Extended barycentric interpolation to geodesic graphs on the flat torus with a simple scaling strategy.

Provided a simpler proof of a conjecture for geodesic torus triangulations.

Abstract

We present simpler algorithms for two closely related morphing problems, both based on the barycentric interpolation paradigm introduced by Floater and Gotsman, which is in turn based on Floater's asymmetric extension of Tutte's classical spring-embedding theorem. First, we give a much simpler algorithm to construct piecewise-linear morphs between planar straight-line graphs. Specifically, given isomorphic straight-line drawings $\Gamma_0$ and $\Gamma_1$ of the same 3-connected planar graph $G$, with the same convex outer face, we construct a morph from $\Gamma_0$ to $\Gamma_1$ that consists of $O(n)$ unidirectional morphing steps, in $O(n^{1+\omega/2})$ time.
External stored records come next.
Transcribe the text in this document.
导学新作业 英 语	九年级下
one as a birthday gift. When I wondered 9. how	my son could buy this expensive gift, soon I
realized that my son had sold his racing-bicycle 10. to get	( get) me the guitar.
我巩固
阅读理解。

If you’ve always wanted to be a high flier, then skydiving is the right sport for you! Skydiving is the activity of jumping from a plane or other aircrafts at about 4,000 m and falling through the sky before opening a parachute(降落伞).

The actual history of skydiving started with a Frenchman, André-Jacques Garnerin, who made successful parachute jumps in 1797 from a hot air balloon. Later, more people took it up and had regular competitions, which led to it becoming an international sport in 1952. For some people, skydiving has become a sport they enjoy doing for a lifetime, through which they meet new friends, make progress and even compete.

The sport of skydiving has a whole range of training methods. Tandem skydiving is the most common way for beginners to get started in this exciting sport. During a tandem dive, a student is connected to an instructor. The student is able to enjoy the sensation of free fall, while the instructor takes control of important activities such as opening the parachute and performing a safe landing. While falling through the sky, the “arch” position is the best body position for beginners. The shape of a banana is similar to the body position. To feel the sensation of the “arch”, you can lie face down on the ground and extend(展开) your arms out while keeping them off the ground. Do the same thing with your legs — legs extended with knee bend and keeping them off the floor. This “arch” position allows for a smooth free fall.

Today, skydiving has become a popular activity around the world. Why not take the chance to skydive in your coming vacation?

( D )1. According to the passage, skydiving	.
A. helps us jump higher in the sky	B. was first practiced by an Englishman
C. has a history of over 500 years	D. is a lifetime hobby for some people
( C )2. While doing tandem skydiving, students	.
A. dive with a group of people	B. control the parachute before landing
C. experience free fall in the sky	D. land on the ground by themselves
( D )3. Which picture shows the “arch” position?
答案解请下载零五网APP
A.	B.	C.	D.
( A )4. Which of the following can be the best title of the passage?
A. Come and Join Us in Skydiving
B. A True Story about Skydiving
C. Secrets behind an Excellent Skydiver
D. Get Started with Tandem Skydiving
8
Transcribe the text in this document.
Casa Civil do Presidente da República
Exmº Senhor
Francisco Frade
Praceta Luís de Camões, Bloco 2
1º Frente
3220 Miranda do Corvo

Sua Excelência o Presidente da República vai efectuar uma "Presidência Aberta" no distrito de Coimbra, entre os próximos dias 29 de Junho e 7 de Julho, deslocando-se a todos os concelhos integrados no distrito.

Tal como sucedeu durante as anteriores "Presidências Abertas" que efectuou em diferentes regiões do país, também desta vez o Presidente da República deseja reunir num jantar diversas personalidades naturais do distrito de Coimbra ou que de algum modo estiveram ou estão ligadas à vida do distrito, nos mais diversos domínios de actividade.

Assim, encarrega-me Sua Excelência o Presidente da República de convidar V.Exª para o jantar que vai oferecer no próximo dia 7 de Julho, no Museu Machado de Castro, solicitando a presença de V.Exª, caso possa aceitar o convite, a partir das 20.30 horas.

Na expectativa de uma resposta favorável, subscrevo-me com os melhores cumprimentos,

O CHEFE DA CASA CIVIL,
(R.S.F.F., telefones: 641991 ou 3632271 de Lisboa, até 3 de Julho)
Our algorithm entirely avoids the classical edge-collapsing strategy dating back to Cairns; instead, in each morphing step, we interpolate the pair of weights associated with a single edge. Second, we describe a natural extension of barycentric interpolation to geodesic graphs on the flat torus. Barycentric interpolation cannot be applied directly in this setting, because the linear systems defining intermediate vertex positions are not necessarily solvable. We describe a simple scaling strategy that circumvents this issue. Computing the appropriate scaling requires $O(n^{\omega/2})$ time, after which we can can compute the drawing at any point in the morph in $O(n^{\omega/2})$ time. Our algorithm is considerably simpler than the recent algorithm of Chambers et al. (arXiv:2007.07927) and produces more natural morphs. Our techniques also yield a simple proof of a conjecture of Connelly et al. for geodesic torus triangulations.